With all the unknowns in the economy today, it’s anybody’s guess as to how the stock market will perform in 2023. It’s hard enough trying to predict short-term movements in the stock market in the easiest of conditions. And now, with interest rates and inflation both sky high as well as geopolitical concerns and the continuing effects of the pandemic in some areas of the world, good luck trying to predict how the stock market will fare this year.
Despite all of the short-term uncertainty, though, now could be an incredibly opportunistic time to be investing. The TSX is loaded with high-quality stocks trading at bargain prices that we haven’t witnessed in years.
The losses and volatility may continue in the near term, but there’s enough historical data to feel confident that it’s only a matter of time before the stock market rebounds.
If you’ve got time on your side, I’ve reviewed three Canadian stocks that should be on your watch list today. Together, the basket of market-leading companies has the potential to be long-term winners for Canadian investors.
Brookfield Renewable Partners
I’d strongly recommend to any long-term investor to give serious consideration to investing in the renewable energy space. After a strong couple of years, the green energy space has hit a rough patch that started back in early 2021. Today, there are several market-leading renewable energy stocks on the TSX trading that are trading at must-buy prices.
At a market cap of more than $20 billion, Brookfield Renewable Partners (TSX:BEP.UN) is not only a Canadian but a global renewable energy leader. The company boasts a wide-ranging portfolio of green energy solutions.
Excluding dividends, shares of the energy stock are down nearly 50% from all-time highs set at the beginning of 2021. Still, the stock has more than doubled the returns of the Canadian stock market over the past five years.
If you’re looking for just one stock to own in the growing renewable energy sector, you cannot go wrong with Brookfield Renewable Partners.
Shopify
Along with many other high-flying tech stocks, shares of Shopify (TSX:SHOP) came crashing down in 2022. The growth stock dropped nearly 70% last year and is now trading close to 80% below all-time highs set in late 2021.
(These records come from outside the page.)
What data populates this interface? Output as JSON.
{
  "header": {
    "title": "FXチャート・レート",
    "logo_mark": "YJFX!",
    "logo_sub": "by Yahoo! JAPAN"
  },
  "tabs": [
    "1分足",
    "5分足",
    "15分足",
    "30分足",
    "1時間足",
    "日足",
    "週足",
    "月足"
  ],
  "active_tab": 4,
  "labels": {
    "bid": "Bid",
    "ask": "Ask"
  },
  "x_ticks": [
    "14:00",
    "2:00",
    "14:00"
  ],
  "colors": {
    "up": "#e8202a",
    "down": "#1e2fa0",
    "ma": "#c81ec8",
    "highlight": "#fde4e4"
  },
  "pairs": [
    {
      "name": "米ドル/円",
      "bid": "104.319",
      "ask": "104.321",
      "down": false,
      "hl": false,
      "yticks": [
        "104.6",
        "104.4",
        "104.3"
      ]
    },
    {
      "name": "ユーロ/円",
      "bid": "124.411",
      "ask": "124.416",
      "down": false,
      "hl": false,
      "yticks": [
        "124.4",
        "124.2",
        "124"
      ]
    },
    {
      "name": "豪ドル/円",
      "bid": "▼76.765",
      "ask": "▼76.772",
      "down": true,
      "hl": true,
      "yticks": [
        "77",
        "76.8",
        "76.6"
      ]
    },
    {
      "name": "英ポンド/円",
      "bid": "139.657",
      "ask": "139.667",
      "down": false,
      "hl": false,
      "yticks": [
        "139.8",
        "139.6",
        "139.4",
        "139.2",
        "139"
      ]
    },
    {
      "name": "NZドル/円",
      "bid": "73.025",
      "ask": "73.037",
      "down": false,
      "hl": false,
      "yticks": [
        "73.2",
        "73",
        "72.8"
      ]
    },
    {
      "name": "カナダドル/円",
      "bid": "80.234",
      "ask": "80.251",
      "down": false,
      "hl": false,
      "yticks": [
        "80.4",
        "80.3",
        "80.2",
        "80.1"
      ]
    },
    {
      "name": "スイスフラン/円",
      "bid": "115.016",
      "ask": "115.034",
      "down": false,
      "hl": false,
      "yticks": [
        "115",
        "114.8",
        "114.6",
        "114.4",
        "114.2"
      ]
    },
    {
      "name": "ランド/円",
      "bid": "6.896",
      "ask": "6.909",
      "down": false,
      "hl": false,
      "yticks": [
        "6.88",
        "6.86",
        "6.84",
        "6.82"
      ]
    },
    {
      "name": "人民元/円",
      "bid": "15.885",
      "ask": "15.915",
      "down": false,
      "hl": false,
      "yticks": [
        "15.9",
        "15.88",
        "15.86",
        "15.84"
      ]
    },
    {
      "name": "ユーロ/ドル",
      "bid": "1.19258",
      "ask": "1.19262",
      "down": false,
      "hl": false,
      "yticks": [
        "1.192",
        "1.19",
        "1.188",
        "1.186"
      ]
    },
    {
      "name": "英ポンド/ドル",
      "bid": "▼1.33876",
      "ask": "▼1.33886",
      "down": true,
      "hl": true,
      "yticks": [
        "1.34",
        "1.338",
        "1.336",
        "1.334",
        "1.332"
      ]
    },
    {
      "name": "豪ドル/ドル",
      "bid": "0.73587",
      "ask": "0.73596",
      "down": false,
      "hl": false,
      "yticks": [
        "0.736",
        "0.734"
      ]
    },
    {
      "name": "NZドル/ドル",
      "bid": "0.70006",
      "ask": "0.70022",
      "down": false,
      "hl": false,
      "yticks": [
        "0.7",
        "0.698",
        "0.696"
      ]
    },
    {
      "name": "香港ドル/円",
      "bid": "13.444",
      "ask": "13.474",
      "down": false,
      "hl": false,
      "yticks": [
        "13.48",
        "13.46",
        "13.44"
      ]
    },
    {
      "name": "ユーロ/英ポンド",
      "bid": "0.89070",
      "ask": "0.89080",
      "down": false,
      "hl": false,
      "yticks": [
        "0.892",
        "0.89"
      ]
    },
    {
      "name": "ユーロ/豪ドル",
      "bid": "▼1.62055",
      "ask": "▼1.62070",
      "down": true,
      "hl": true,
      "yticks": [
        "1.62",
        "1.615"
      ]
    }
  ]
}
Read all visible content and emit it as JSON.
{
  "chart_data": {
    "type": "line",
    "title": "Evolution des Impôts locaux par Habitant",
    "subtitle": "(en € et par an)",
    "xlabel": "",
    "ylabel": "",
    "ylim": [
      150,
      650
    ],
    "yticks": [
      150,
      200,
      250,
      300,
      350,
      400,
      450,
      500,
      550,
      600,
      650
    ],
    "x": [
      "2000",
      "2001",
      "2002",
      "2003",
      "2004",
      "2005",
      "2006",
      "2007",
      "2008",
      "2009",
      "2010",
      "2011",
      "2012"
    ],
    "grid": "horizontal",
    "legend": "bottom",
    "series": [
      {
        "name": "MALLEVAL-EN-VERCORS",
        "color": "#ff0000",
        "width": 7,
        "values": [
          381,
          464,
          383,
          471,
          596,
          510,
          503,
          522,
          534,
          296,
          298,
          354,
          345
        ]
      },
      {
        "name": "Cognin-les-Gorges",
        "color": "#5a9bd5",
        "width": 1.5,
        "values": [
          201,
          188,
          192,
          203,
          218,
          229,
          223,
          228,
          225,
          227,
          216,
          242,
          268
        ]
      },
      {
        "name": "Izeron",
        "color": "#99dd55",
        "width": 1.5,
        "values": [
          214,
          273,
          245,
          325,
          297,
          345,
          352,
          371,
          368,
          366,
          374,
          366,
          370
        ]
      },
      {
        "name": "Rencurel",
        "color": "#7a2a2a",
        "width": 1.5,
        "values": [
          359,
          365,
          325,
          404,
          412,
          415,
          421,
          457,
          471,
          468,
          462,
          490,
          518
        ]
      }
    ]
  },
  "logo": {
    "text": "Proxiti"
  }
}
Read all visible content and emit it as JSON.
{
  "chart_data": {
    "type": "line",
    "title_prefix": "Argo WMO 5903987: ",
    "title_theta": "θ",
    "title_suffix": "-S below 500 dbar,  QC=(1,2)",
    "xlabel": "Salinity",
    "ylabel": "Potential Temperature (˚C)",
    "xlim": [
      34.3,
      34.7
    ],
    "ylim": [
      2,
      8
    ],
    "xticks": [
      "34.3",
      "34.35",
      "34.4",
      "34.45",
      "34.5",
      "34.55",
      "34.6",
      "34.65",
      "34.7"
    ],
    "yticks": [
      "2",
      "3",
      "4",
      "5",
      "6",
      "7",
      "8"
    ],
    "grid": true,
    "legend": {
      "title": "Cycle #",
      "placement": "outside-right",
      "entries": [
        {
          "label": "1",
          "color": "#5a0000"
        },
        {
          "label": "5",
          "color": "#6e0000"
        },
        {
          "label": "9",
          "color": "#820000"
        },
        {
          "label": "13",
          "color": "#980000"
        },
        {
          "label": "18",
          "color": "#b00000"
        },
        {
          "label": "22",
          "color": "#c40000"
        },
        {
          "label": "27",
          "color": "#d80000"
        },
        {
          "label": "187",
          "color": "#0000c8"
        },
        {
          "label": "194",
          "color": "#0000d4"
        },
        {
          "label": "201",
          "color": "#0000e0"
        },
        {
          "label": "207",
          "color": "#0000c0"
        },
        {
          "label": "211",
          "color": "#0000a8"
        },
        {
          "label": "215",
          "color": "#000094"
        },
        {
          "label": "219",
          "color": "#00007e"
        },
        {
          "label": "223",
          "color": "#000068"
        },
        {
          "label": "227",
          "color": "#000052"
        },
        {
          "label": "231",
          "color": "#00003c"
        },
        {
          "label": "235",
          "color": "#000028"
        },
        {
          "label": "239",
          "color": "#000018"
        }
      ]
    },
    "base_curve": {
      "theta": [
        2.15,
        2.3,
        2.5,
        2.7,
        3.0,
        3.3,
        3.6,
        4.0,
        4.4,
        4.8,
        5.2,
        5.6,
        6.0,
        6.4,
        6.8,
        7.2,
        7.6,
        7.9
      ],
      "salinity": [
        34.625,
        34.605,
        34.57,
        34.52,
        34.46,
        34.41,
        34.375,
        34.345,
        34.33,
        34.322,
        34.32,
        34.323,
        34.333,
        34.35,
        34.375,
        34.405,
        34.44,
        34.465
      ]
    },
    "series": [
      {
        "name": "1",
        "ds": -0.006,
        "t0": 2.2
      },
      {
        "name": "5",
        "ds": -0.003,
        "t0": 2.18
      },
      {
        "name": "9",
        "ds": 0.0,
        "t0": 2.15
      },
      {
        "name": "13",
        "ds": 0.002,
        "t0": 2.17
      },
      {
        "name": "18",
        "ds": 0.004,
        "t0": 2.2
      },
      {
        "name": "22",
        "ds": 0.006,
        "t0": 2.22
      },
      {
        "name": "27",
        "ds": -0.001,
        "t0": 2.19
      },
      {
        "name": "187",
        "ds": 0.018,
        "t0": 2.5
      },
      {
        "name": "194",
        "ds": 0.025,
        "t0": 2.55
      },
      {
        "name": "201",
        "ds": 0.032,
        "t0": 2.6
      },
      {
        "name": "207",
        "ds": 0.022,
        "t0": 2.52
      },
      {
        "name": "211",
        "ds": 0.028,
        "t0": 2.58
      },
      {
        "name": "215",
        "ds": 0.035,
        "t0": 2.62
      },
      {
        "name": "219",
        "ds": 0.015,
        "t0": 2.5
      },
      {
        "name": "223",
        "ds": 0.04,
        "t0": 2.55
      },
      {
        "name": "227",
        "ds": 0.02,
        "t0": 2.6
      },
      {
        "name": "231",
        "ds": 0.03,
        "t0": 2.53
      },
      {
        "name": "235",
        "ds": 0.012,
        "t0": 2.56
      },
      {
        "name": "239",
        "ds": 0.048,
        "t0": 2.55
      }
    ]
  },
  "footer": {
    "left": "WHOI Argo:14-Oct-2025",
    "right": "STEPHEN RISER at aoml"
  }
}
The sudden increase in interest rates is one reason we witnessed a massive selloff in growth stocks in 2022, particularly in the tech sector. Fortunately, though, despite share prices plummeting, the businesses themselves of many of those beaten-down tech stocks remain in excellent shape, including Shopify.
Growth investors with a long-term time horizon won’t want to miss out on this once-in-a-lifetime buying opportunity.
Fortis
To balance out the first two growth-oriented stocks in this basket I’ve included a dependable dividend-paying utility stock.
There’s not a whole lot to get excited about with Fortis (TSX:FTS). The $26 billion company is a Canadian-leading utility provider that also has operations spread across the U.S.
If you’re going to own high-growth companies like Shopify, you’d be wise to own shares of a dependable company like Fortis.
The utility stock won’t be able to consistently deliver market-beating returns, but it can help keep your portfolio afloat during inevitable bear markets.
In addition to that, Fortis’s annual dividend of $2.26 per share is good enough for a yield above 4% at today’s stock price.